Evaluation is based largely upon effort. Effort includes, but is not limited to: active engagement in the studio, critical and analytical thinking in regards to your work and the work of your colleagues, creative risk, self-motivation and enthusiasm in working on your projects, multiple iterations during the design process, level of investment and effort in your design work, participation in class discussions and participation in critical review of student work. Students are encouraged to exploit their own creative skills and intellectual interests as they work on studio projects. As our student population comes to the class from a diverse range of majors, we will have a diverse range of creative skills. In evaluating student performance, the level of inquiry, investigation of ideas and continual development of each project is most important (process over product).

Grading Standards:
A – Excellent work. Initiative and inventiveness beyond the expectations of the project statements. Consistently achieving work of great creativity, maturity and enlightened invention. Significant understanding of the projects, conceptual clarity and excellent progress throughout the semester. Attended by an attitude of self-motivated exploration, open-mindedness, and a willingness to benefit from criticism. Professional conduct and
consistent leadership and participation in class discussion and critique.
B – Very good work. Work displays consistent competence, convincing development and comprehensive resolution. Thorough understanding of the projects, conceptual foundation and good progress throughout the semester. Open, inquisitive attitude, self-motivated exploration and a willingness to benefit from criticism. Professional conduct and consistent participation in class discussion and critique.
C – Satisfactory, adequate work. Meets the minimum requirements of the course. Solid exploration towards the resolution of projects. Demonstrates adequate understanding of projects, with moderate progress and development throughout the semester. This grade represents the average solution.
D – Passing work. Work that is complete, but demonstrates deficient effort and progress.

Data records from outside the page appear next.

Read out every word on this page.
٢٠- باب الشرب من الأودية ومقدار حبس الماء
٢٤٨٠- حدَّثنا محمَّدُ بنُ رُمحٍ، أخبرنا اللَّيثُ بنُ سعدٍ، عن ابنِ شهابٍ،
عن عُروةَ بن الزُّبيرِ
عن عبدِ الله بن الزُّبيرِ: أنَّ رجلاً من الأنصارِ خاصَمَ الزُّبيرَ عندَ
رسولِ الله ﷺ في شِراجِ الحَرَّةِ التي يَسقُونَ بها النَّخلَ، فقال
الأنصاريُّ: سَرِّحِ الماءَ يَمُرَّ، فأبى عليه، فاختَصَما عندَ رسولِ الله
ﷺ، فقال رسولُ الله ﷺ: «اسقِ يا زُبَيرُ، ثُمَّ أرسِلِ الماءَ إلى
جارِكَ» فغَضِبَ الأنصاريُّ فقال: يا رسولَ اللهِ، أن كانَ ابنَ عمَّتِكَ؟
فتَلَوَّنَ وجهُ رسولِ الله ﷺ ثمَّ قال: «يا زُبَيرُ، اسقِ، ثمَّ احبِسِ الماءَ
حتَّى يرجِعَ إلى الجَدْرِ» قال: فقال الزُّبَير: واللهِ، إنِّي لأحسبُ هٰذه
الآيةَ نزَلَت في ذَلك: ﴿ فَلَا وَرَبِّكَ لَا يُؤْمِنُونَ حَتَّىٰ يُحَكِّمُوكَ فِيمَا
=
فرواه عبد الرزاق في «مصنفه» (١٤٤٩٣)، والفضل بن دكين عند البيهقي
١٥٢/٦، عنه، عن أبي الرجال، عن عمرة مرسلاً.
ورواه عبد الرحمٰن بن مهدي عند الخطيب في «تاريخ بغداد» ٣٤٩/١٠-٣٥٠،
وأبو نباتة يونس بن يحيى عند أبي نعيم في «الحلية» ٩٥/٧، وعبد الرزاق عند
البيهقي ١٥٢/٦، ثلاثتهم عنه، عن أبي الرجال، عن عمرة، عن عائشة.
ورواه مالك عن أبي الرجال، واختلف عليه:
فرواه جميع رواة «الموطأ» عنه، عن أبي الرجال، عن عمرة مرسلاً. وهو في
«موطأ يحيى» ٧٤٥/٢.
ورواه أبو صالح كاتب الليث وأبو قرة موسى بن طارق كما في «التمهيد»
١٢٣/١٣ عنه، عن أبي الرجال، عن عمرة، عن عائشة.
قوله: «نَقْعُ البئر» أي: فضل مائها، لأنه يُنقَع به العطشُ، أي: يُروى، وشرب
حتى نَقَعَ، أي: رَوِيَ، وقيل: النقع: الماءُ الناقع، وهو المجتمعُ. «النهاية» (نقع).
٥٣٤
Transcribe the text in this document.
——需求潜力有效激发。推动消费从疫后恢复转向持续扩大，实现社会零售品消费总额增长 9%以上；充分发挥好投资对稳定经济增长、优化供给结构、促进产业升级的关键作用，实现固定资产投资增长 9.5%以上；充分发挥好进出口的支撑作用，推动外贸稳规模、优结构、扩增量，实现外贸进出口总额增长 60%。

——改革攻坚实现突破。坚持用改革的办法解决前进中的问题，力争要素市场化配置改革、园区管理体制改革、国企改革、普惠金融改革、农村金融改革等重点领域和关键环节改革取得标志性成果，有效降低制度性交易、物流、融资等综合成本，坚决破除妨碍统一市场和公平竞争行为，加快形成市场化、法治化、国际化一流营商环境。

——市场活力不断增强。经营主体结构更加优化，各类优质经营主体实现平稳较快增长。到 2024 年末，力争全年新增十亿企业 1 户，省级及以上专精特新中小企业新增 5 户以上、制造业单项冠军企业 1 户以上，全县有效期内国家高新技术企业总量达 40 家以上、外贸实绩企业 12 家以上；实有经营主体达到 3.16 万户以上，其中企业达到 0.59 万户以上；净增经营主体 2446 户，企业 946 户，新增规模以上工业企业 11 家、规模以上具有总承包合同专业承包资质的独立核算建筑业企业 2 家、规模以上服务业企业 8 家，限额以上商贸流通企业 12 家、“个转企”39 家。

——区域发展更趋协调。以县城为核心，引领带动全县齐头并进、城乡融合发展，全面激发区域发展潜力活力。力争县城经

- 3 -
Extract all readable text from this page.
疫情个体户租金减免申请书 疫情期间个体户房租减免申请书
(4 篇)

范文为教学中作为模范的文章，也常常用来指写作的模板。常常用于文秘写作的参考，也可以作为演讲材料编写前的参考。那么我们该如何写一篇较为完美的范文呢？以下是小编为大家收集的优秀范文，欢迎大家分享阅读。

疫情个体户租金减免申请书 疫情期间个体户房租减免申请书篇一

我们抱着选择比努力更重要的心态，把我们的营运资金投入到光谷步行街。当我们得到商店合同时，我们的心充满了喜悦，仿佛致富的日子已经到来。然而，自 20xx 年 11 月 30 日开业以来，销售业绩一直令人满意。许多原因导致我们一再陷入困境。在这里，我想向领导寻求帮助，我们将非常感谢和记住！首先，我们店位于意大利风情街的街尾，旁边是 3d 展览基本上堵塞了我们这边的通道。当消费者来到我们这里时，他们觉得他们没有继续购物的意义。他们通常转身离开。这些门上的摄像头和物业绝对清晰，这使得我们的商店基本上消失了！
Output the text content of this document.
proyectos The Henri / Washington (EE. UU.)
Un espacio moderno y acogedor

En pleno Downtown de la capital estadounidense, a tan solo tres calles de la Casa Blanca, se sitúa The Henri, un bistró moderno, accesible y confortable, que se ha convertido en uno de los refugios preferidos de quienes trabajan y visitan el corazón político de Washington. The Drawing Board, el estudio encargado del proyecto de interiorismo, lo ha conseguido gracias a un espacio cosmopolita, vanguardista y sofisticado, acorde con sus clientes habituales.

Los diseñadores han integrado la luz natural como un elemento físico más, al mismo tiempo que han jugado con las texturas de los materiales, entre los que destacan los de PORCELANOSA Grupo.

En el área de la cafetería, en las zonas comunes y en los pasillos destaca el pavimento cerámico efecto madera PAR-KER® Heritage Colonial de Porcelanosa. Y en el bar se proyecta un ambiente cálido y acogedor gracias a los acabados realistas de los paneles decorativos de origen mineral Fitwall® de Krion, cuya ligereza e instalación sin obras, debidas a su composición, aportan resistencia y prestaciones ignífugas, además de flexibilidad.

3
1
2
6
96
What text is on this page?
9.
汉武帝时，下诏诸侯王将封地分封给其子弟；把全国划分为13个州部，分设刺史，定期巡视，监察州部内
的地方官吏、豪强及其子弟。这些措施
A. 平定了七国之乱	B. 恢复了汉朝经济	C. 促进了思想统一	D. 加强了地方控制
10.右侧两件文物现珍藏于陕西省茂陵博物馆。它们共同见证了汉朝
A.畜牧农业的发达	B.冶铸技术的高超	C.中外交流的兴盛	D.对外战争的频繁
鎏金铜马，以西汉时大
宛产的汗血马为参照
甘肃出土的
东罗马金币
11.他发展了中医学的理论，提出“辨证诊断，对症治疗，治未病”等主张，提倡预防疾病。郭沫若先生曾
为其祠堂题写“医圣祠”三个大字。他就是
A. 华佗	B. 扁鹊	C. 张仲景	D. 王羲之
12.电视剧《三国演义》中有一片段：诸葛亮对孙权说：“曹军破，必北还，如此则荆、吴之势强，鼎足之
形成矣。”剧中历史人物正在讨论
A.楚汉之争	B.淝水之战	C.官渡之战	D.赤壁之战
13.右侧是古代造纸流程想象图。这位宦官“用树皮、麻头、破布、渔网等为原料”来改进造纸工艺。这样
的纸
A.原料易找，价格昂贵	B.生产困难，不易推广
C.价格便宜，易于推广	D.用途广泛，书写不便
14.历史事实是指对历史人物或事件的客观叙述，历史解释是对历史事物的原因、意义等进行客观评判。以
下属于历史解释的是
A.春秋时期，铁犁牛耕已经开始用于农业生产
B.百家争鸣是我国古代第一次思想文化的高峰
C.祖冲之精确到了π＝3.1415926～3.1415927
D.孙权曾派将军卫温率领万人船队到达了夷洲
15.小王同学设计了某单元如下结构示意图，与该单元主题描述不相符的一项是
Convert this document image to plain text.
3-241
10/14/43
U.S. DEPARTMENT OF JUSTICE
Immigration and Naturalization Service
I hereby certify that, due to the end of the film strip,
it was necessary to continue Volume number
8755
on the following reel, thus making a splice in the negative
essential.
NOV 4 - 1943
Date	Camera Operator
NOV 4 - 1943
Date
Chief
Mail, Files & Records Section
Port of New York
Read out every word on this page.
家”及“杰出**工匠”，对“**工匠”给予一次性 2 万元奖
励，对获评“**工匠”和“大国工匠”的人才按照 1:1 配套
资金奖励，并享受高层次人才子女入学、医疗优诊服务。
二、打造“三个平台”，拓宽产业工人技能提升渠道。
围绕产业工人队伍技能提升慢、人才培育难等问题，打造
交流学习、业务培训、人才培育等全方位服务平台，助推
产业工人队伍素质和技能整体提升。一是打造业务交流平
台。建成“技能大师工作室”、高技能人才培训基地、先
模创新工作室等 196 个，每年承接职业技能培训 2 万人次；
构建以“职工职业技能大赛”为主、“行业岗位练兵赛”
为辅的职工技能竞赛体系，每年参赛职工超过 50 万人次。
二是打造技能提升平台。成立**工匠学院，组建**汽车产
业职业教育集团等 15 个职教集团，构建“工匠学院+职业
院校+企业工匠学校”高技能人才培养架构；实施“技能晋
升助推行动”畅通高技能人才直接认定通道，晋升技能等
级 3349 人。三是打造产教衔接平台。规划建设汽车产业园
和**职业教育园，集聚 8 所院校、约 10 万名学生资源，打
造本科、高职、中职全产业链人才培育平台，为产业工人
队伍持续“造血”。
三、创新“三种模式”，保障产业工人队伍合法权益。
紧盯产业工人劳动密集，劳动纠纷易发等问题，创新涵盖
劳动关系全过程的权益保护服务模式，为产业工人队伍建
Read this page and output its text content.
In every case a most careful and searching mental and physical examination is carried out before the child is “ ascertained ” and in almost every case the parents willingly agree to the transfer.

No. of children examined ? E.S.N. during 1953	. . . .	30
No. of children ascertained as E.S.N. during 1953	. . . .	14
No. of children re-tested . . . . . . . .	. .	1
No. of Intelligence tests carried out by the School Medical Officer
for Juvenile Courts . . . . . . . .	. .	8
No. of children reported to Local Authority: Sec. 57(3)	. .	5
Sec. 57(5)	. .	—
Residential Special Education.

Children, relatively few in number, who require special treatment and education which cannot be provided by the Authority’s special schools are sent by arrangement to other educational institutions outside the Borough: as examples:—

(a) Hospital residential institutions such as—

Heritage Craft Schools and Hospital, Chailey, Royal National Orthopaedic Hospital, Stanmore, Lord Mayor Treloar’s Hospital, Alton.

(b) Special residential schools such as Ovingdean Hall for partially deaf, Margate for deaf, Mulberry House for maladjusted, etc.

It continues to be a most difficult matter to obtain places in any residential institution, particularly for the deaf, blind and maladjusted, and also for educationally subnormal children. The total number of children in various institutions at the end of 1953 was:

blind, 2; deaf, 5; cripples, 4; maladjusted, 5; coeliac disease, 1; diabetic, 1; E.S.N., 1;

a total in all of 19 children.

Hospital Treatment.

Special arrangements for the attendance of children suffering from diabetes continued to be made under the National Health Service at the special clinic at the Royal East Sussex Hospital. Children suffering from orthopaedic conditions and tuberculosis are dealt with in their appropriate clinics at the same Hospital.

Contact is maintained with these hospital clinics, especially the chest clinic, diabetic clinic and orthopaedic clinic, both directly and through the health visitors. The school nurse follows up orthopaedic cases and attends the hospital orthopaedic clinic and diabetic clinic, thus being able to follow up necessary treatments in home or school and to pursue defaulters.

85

Work often attended with closed-minded attitude with respect to criticism and self-motivation. Although technically passing, work demonstrates a lack of commitment to the course and its objectives. Displays lack of professional conduct and lack of active engagement in class.
R - Repeat. Work that is unsatisfactory, does not meet the requirements of the projects or course, and demonstrates a serious deficiency in effort or is incomplete. Unprofessional conduct and lack of engagement in class.